Глухо бухали камни об известь, закрывая просвет чернотой.
– Будь же ты проклят, зверина…
Ловко поднял он ещё одну глыбу, кладя её серую тушу на белое месиво сохнущей связки.
– Чтобы птицы живого тебя заклевали до смерти…– голос её вдруг сорвался, и лишь тяжёлое дыхание со всхлипами через рвавшийся плач доносилось из черноты всё плотнее смыкающейся дыры в кладке бурры. Теперь просвет оставался размером с один камень – не больше.
– Держи от меня на дорожку, Тивеле. Пригодится быть может…
Сняв с пояса мех для воды и незаметно для ставших поокруг товарищей завернув в него свёрток поменьше, он резко бросил их в тёмный проём. Из мрака послышалось, как тот плюхнулся о песок, и Áррэйнэ поднял с земли последний камень.
Булыжник со стуком лёг в оставленное ему место между соседних камней, и свет в яме под сводами бурры погас.
Обмазав раствором расщелины Áррэйнэ отряхнул от извёстки ладони, поплевав на них и отерев пару раз о верховни́цу, и повернулся к товарищам.
– Довольно, – промолвил он кратко.
– Сурово ты, Лев… – негромко проговорил Тийре, глядя на свежую кладку, за которой оборвалась жизнь пленницы – надеясь, что никто из тут бывших не будет болтлив, и это свершённое на его глазах и с его одобрения дело не дойдёт до ушей Этайн.
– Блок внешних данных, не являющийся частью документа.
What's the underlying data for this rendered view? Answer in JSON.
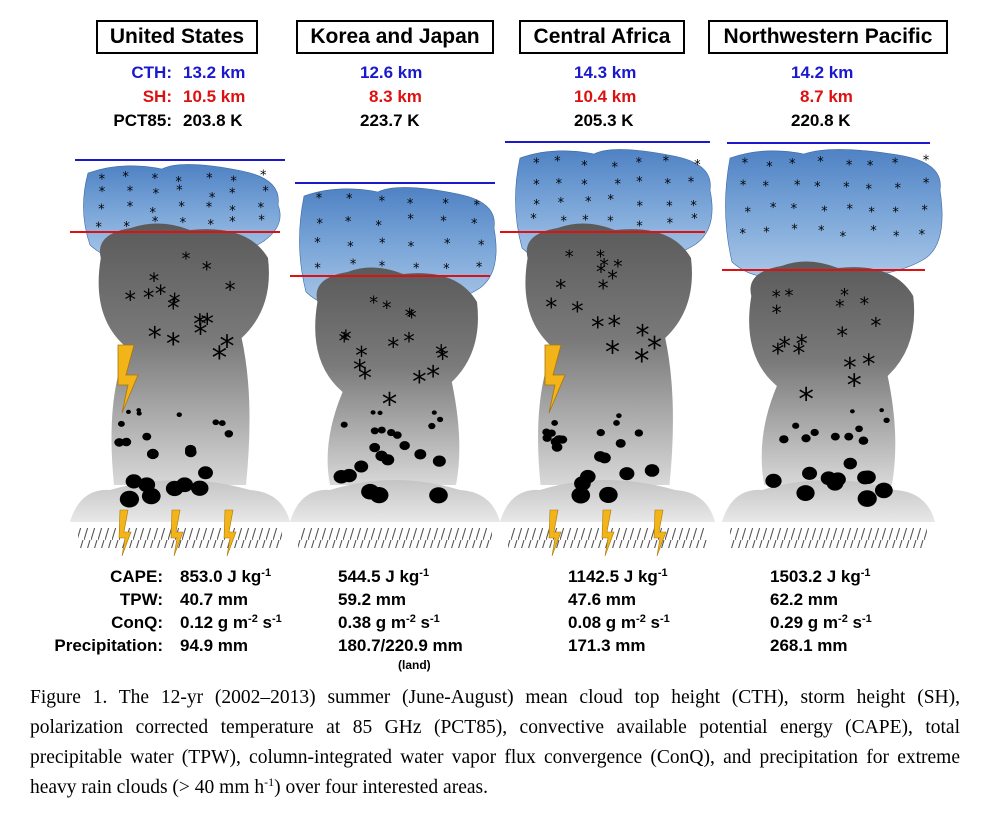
{
  "regions": [
    {
      "name": "United States",
      "cth": "13.2 km",
      "sh": "10.5 km",
      "pct85": "203.8 K",
      "cape": "853.0 J kg",
      "cape_exp": "-1",
      "tpw": "40.7 mm",
      "conq_a": "0.12 g m",
      "conq_e1": "-2",
      "conq_b": " s",
      "conq_e2": "-1",
      "precip": "94.9 mm",
      "precip_note": ""
    },
    {
      "name": "Korea and Japan",
      "cth": "12.6 km",
      "sh": "8.3 km",
      "pct85": "223.7 K",
      "cape": "544.5 J kg",
      "cape_exp": "-1",
      "tpw": "59.2 mm",
      "conq_a": "0.38 g m",
      "conq_e1": "-2",
      "conq_b": " s",
      "conq_e2": "-1",
      "precip": "180.7/220.9 mm",
      "precip_note": "(land)"
    },
    {
      "name": "Central Africa",
      "cth": "14.3 km",
      "sh": "10.4 km",
      "pct85": "205.3 K",
      "cape": "1142.5 J kg",
      "cape_exp": "-1",
      "tpw": "47.6 mm",
      "conq_a": "0.08 g m",
      "conq_e1": "-2",
      "conq_b": " s",
      "conq_e2": "-1",
      "precip": "171.3 mm",
      "precip_note": ""
    },
    {
      "name": "Northwestern Pacific",
      "cth": "14.2 km",
      "sh": "8.7 km",
      "pct85": "220.8 K",
      "cape": "1503.2 J kg",
      "cape_exp": "-1",
      "tpw": "62.2 mm",
      "conq_a": "0.29 g m",
      "conq_e1": "-2",
      "conq_b": " s",
      "conq_e2": "-1",
      "precip": "268.1 mm",
      "precip_note": ""
    }
  ],
  "labels": {
    "cth": "CTH:",
    "sh": "SH:",
    "pct85": "PCT85:",
    "cape": "CAPE:",
    "tpw": "TPW:",
    "conq": "ConQ:",
    "precip": "Precipitation:"
  },
  "colors": {
    "cth_line": "#1a1acc",
    "sh_line": "#dd1111",
    "ice_cloud": "#6d9bd1",
    "cloud_body": "#6e6e6e",
    "lightning": "#f2b418"
  },
  "caption": {
    "part1": "Figure 1. The 12-yr (2002–2013) summer (June-August) mean cloud top height (CTH), storm height (SH), polarization corrected temperature at 85 GHz (PCT85), convective available potential energy (CAPE), total precipitable water (TPW), column-integrated water vapor flux convergence (ConQ), and precipitation for extreme heavy rain clouds (> 40 mm h",
    "sup": "-1",
    "part2": ") over four interested areas."
  }
}
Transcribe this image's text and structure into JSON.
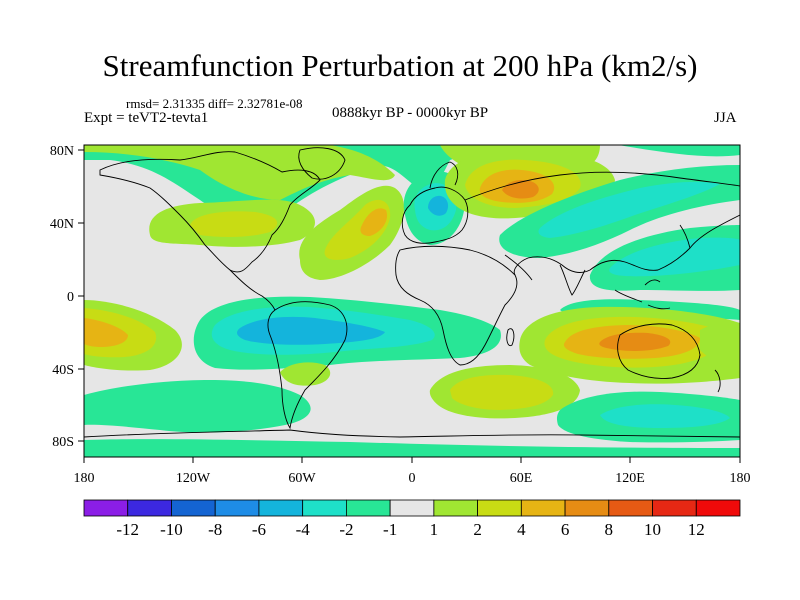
{
  "header": {
    "title": "Streamfunction Perturbation at 200 hPa (km2/s)",
    "stats": "rmsd= 2.31335 diff= 2.32781e-08",
    "experiment": "Expt = teVT2-tevta1",
    "period": "0888kyr BP - 0000kyr BP",
    "season": "JJA"
  },
  "axes": {
    "lat_labels": [
      "80N",
      "40N",
      "0",
      "40S",
      "80S"
    ],
    "lon_labels": [
      "180",
      "120W",
      "60W",
      "0",
      "60E",
      "120E",
      "180"
    ]
  },
  "colorbar": {
    "labels": [
      "-12",
      "-10",
      "-8",
      "-6",
      "-4",
      "-2",
      "-1",
      "1",
      "2",
      "4",
      "6",
      "8",
      "10",
      "12"
    ],
    "colors": [
      "#8b1ee6",
      "#3c28e0",
      "#1464d2",
      "#1e8ce6",
      "#14b4dc",
      "#1ee0c8",
      "#28e696",
      "#e6e6e6",
      "#a0e632",
      "#c8dc14",
      "#e6b414",
      "#e68c14",
      "#e65a14",
      "#e62814",
      "#f00a0a"
    ]
  },
  "palette": {
    "background_field": "#e6e6e6",
    "coast": "#000000"
  }
}
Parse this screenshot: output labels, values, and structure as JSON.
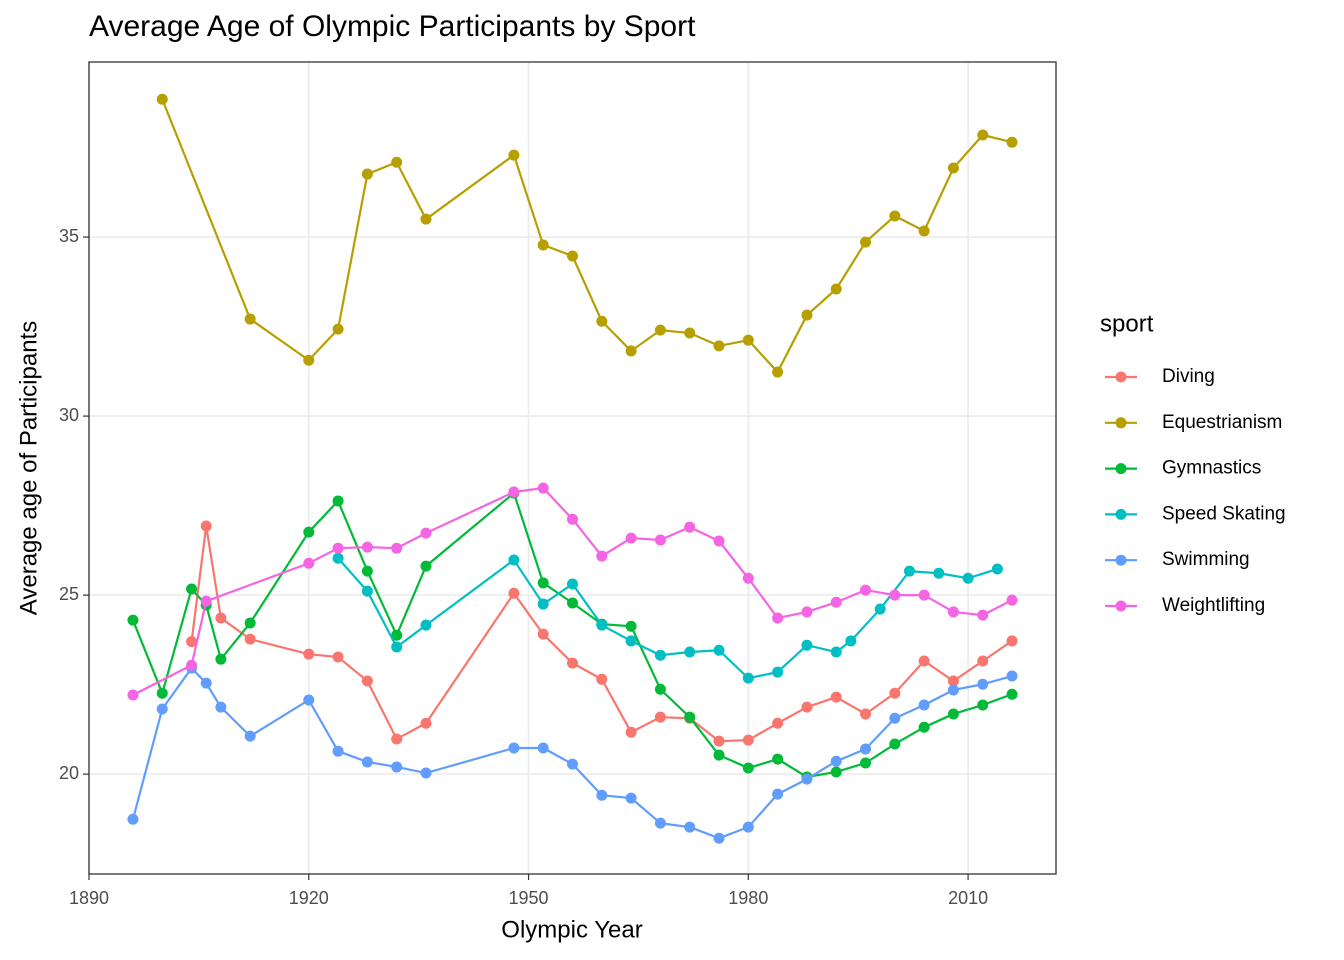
{
  "chart_data": {
    "type": "line",
    "title": "Average Age of Olympic Participants by Sport",
    "x_label": "Olympic Year",
    "y_label": "Average age of Participants",
    "legend_title": "sport",
    "legend_position": "right",
    "grid": true,
    "xlim": [
      1890,
      2022
    ],
    "ylim": [
      17.21,
      39.89
    ],
    "xticks": [
      1890,
      1920,
      1950,
      1980,
      2010
    ],
    "yticks": [
      20,
      25,
      30,
      35
    ],
    "series": [
      {
        "name": "Diving",
        "color": "#F8766D",
        "x": [
          1904,
          1906,
          1908,
          1912,
          1920,
          1924,
          1928,
          1932,
          1936,
          1948,
          1952,
          1956,
          1960,
          1964,
          1968,
          1972,
          1976,
          1980,
          1984,
          1988,
          1992,
          1996,
          2000,
          2004,
          2008,
          2012,
          2016
        ],
        "values": [
          23.7,
          26.93,
          24.36,
          23.77,
          23.35,
          23.27,
          22.6,
          20.98,
          21.42,
          25.05,
          23.91,
          23.1,
          22.65,
          21.17,
          21.59,
          21.56,
          20.92,
          20.95,
          21.42,
          21.87,
          22.15,
          21.68,
          22.26,
          23.16,
          22.6,
          23.16,
          23.72
        ]
      },
      {
        "name": "Equestrianism",
        "color": "#B79F00",
        "x": [
          1900,
          1912,
          1920,
          1924,
          1928,
          1932,
          1936,
          1948,
          1952,
          1956,
          1960,
          1964,
          1968,
          1972,
          1976,
          1980,
          1984,
          1988,
          1992,
          1996,
          2000,
          2004,
          2008,
          2012,
          2016
        ],
        "values": [
          38.85,
          32.71,
          31.56,
          32.43,
          36.76,
          37.09,
          35.5,
          37.29,
          34.78,
          34.47,
          32.65,
          31.82,
          32.4,
          32.32,
          31.96,
          32.12,
          31.23,
          32.82,
          33.55,
          34.86,
          35.59,
          35.17,
          36.93,
          37.85,
          37.65
        ]
      },
      {
        "name": "Gymnastics",
        "color": "#00BA38",
        "x": [
          1896,
          1900,
          1904,
          1906,
          1908,
          1912,
          1920,
          1924,
          1928,
          1932,
          1936,
          1948,
          1952,
          1956,
          1960,
          1964,
          1968,
          1972,
          1976,
          1980,
          1984,
          1988,
          1992,
          1996,
          2000,
          2004,
          2008,
          2012,
          2016
        ],
        "values": [
          24.3,
          22.26,
          25.17,
          24.72,
          23.21,
          24.22,
          26.76,
          27.63,
          25.67,
          23.88,
          25.81,
          27.85,
          25.34,
          24.78,
          24.19,
          24.13,
          22.37,
          21.59,
          20.53,
          20.17,
          20.42,
          19.92,
          20.06,
          20.31,
          20.84,
          21.31,
          21.68,
          21.93,
          22.23
        ]
      },
      {
        "name": "Speed Skating",
        "color": "#00BFC4",
        "x": [
          1924,
          1928,
          1932,
          1936,
          1948,
          1952,
          1956,
          1960,
          1964,
          1968,
          1972,
          1976,
          1980,
          1984,
          1988,
          1992,
          1994,
          1998,
          2002,
          2006,
          2010,
          2014
        ],
        "values": [
          26.03,
          25.11,
          23.55,
          24.16,
          25.98,
          24.75,
          25.31,
          24.16,
          23.72,
          23.32,
          23.41,
          23.46,
          22.68,
          22.85,
          23.6,
          23.41,
          23.72,
          24.61,
          25.67,
          25.61,
          25.47,
          25.73
        ]
      },
      {
        "name": "Swimming",
        "color": "#619CFF",
        "x": [
          1896,
          1900,
          1904,
          1906,
          1908,
          1912,
          1920,
          1924,
          1928,
          1932,
          1936,
          1948,
          1952,
          1956,
          1960,
          1964,
          1968,
          1972,
          1976,
          1980,
          1984,
          1988,
          1992,
          1996,
          2000,
          2004,
          2008,
          2012,
          2016
        ],
        "values": [
          18.74,
          21.82,
          22.96,
          22.54,
          21.87,
          21.06,
          22.07,
          20.64,
          20.34,
          20.2,
          20.03,
          20.73,
          20.73,
          20.28,
          19.41,
          19.33,
          18.63,
          18.52,
          18.21,
          18.52,
          19.44,
          19.86,
          20.36,
          20.7,
          21.56,
          21.93,
          22.35,
          22.51,
          22.74
        ]
      },
      {
        "name": "Weightlifting",
        "color": "#F564E3",
        "x": [
          1896,
          1904,
          1906,
          1920,
          1924,
          1928,
          1932,
          1936,
          1948,
          1952,
          1956,
          1960,
          1964,
          1968,
          1972,
          1976,
          1980,
          1984,
          1988,
          1992,
          1996,
          2000,
          2004,
          2008,
          2012,
          2016
        ],
        "values": [
          22.21,
          23.04,
          24.83,
          25.89,
          26.31,
          26.34,
          26.31,
          26.73,
          27.88,
          27.99,
          27.12,
          26.09,
          26.59,
          26.54,
          26.9,
          26.51,
          25.47,
          24.36,
          24.53,
          24.8,
          25.14,
          25.0,
          25.0,
          24.53,
          24.44,
          24.86
        ]
      }
    ]
  }
}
– Не судите по увиденному. Быть может я спас эту дуру от худшей судьбы. Ты бы точно в отмщение запыта́л её до смерти, не встань я из мёртвых. Ну всё – хватит лить слёзы как малые дети! Нашли мне – вражину жалеть! Скольких наших она положила – забыли?!
Пять мужских статей молча стали уходить прочь от белеющей свежей извёсткой стены, не озираясь назад.
– Тийре, ты дашь мне хоть день – все уладить дела? Хочу наконец сам в Килэйд-а-мóр выбраться, почтенного Аилдэ с роднёй навестить.
– Да хоть всю седмину! Только не уходи пока, Лев. Эй, Гадэ́ирн! – áрвеннид окрикнул немолодого уже слугу, чья ссутуленная стать мелькала неподалёку, толкая в сторону Костяного Чертога тележку с вязанками дров для печей.
– Да, владетель! – отозвался тот, почтительно кивнув головой.
– Моррва приехал? Привёз он то, что я просил?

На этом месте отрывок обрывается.